Glaucoma may be an autoimmune disease: Unexpected findings show that the body’s own immune system destroys retinal cells
Glaucoma, a disease that afflicts nearly 70 million people worldwide, is something of a mystery despite its prevalence. Little is known about the origins of the disease, which damages the retina and optic nerve and can lead to blindness.
A new study from MIT and Massachusetts Eye and Ear has found that glaucoma may in fact be an autoimmune disorder. In a study of mice, the researchers showed that the body’s own T cells are responsible for the progressive retinal degeneration seen in glaucoma. Furthermore, these T cells appear to be primed to attack retinal neurons as the result of previous interactions with bacteria that normally live in our body.
The discovery suggests that it could be possible to develop new treatments for glaucoma by blocking this autoimmune activity, the researchers say.
“This opens a new approach to prevent and treat glaucoma,” says Jianzhu Chen, an MIT professor of biology, a member of MIT’s Koch Institute for Integrative Cancer Research, and one of the senior authors of the study, which appears in Nature Communications on Aug. 10.

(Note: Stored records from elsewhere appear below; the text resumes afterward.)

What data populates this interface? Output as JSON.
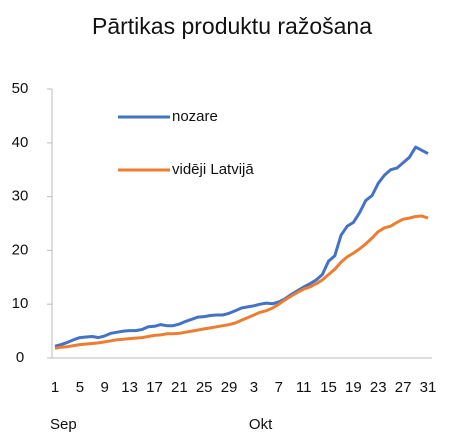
{
  "chart_data": {
    "type": "line",
    "title": "Pārtikas produktu ražošana",
    "categories": [
      "1",
      null,
      null,
      null,
      "5",
      null,
      null,
      null,
      "9",
      null,
      null,
      null,
      "13",
      null,
      null,
      null,
      "17",
      null,
      null,
      null,
      "21",
      null,
      null,
      null,
      "25",
      null,
      null,
      null,
      "29",
      null,
      null,
      null,
      "3",
      null,
      null,
      null,
      "7",
      null,
      null,
      null,
      "11",
      null,
      null,
      null,
      "15",
      null,
      null,
      null,
      "19",
      null,
      null,
      null,
      "23",
      null,
      null,
      null,
      "27",
      null,
      null,
      null,
      "31"
    ],
    "month_labels": [
      "Sep",
      "Okt"
    ],
    "series": [
      {
        "name": "nozare",
        "color": "#4472c4",
        "values": [
          2.2,
          2.5,
          2.9,
          3.4,
          3.8,
          3.9,
          4.0,
          3.8,
          4.1,
          4.6,
          4.8,
          5.0,
          5.1,
          5.1,
          5.3,
          5.8,
          5.9,
          6.2,
          6.0,
          6.0,
          6.3,
          6.8,
          7.2,
          7.6,
          7.7,
          7.9,
          8.0,
          8.0,
          8.3,
          8.8,
          9.3,
          9.5,
          9.7,
          10.0,
          10.2,
          10.1,
          10.4,
          11.0,
          11.8,
          12.5,
          13.2,
          13.8,
          14.5,
          15.5,
          18.0,
          19.0,
          22.8,
          24.5,
          25.2,
          27.0,
          29.3,
          30.2,
          32.5,
          34.0,
          35.0,
          35.3,
          36.3,
          37.3,
          39.2,
          38.6,
          38.0
        ]
      },
      {
        "name": "vidēji Latvijā",
        "color": "#ed7d31",
        "values": [
          1.8,
          2.0,
          2.1,
          2.3,
          2.5,
          2.6,
          2.7,
          2.8,
          3.0,
          3.2,
          3.4,
          3.5,
          3.6,
          3.7,
          3.8,
          4.0,
          4.2,
          4.3,
          4.5,
          4.5,
          4.6,
          4.8,
          5.0,
          5.2,
          5.4,
          5.6,
          5.8,
          6.0,
          6.2,
          6.5,
          7.0,
          7.5,
          8.0,
          8.5,
          8.8,
          9.3,
          10.0,
          10.8,
          11.5,
          12.2,
          12.8,
          13.2,
          13.8,
          14.5,
          15.5,
          16.5,
          17.8,
          18.8,
          19.5,
          20.3,
          21.2,
          22.3,
          23.5,
          24.2,
          24.5,
          25.2,
          25.8,
          26.0,
          26.3,
          26.4,
          26.0
        ]
      }
    ],
    "ylim": [
      0,
      50
    ],
    "yticks": [
      0,
      10,
      20,
      30,
      40,
      50
    ],
    "grid": false
  }
}
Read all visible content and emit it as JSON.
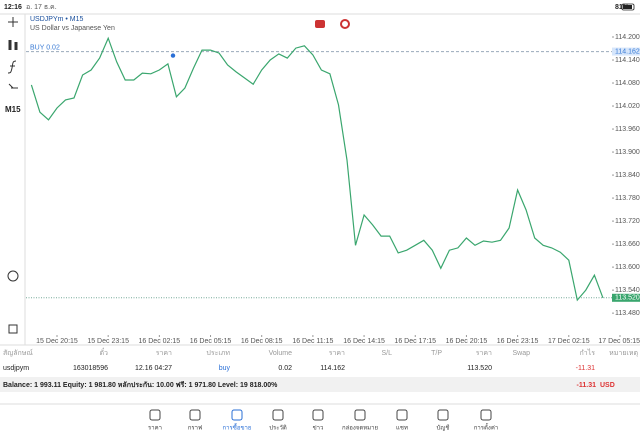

Dong Feng Chen, an associate professor of ophthalmology at Harvard Medical School and the Schepens Eye Research Institute of Massachusetts Eye and Ear, is also a senior author of the study. The paper’s lead authors are Massachusetts Eye and Ear researchers Huihui Chen, Kin-Sang Cho, and T.H. Khanh Vu.
Genesis of glaucoma
One of the biggest risk factors for glaucoma is elevated pressure in the eye, which often occurs as people age and the ducts that allow fluid to drain from the eye become blocked. The disease often goes undetected at first; patients may not realize they have the disease until half of their retinal ganglion cells have been lost.
Most treatments focus on lowering pressure in the eye (also known as intraocular pressure). However, in many patients, the disease worsens even after intraocular pressure returns to normal. In studies in mice, Dong Feng Chen found the same effect.
“That led us to the thought that this pressure change must be triggering something progressive, and the first thing that came to mind is that it has to be an immune response,” she says.
To test that hypothesis, the researchers looked for immune cells in the retinas of these mice and found that indeed, T cells were there. This is unusual because T cells are normally blocked from entering the retina, by a tight layer of cells called the blood-retina barrier, to suppress inflammation of the eye. The researchers found that when intraocular pressure goes up, T cells are somehow able to get through this barrier and into the retina.
The Mass Eye and Ear team then enlisted Jianzhu Chen, an immunologist, to further investigate what role these T cells might be playing in glaucoma. The researchers generated high intraocular pressure in mice that lack T cells and found that while this pressure induced only a small amount of damage to the retina, the disease did not progress any further after eye pressure returned to normal.
Further studies revealed that the glaucoma-linked T cells target proteins called heat shock proteins, which help cells respond to stress or injury. Normally, T cells should not target proteins produced by the host, but the researchers suspected that these T cells had been previously exposed to bacterial heat shock proteins. Because heat shock proteins from different species are very similar, the resulting T cells can cross-react with mouse and human heat shock proteins.
To test this hypothesis, the team brought in James Fox, a professor in MIT’s Department of Biological Engineering and Division of Comparative Medicine, whose team maintains mice with no bacteria. The researchers found that when they tried to induce glaucoma in these germ-free mice, the mice did not develop the disease.
The researchers then turned to human patients with glaucoma and found that these patients had five times the normal level of T cells specific to heat shock proteins, suggesting that the same phenomenon may also contribute to the disease in humans. The researchers’ studies thus far suggest that the effect is not specific to a particular strain of bacteria; rather, exposure to a combination of bacteria can generate T cells that target heat shock proteins.
One question the researchers plan to study further is whether other components of the immune system may be involved in the autoimmune process that gives rise to glaucoma. They are also investigating the possibility that this phenomenon may underlie other neurodegenerative disorders, and looking for ways to treat such disorders by blocking the autoimmune response.
“What we learn from the eye can be applied to the brain diseases, and may eventually help develop new methods of treatment and diagnosis,” Dong Feng Chen says.
The research was funded by the National Institutes of Health, the Lion’s Foundation, the Miriam and Sheldon Adelson Medical Research Foundation, the National Nature Science Foundation of China, the Ivan R. Cottrell Professorship and Research Fund, the Koch Institute Support (core) Grant from the National Cancer Institute, and the National Eye Institute Core Grant for Vision Research.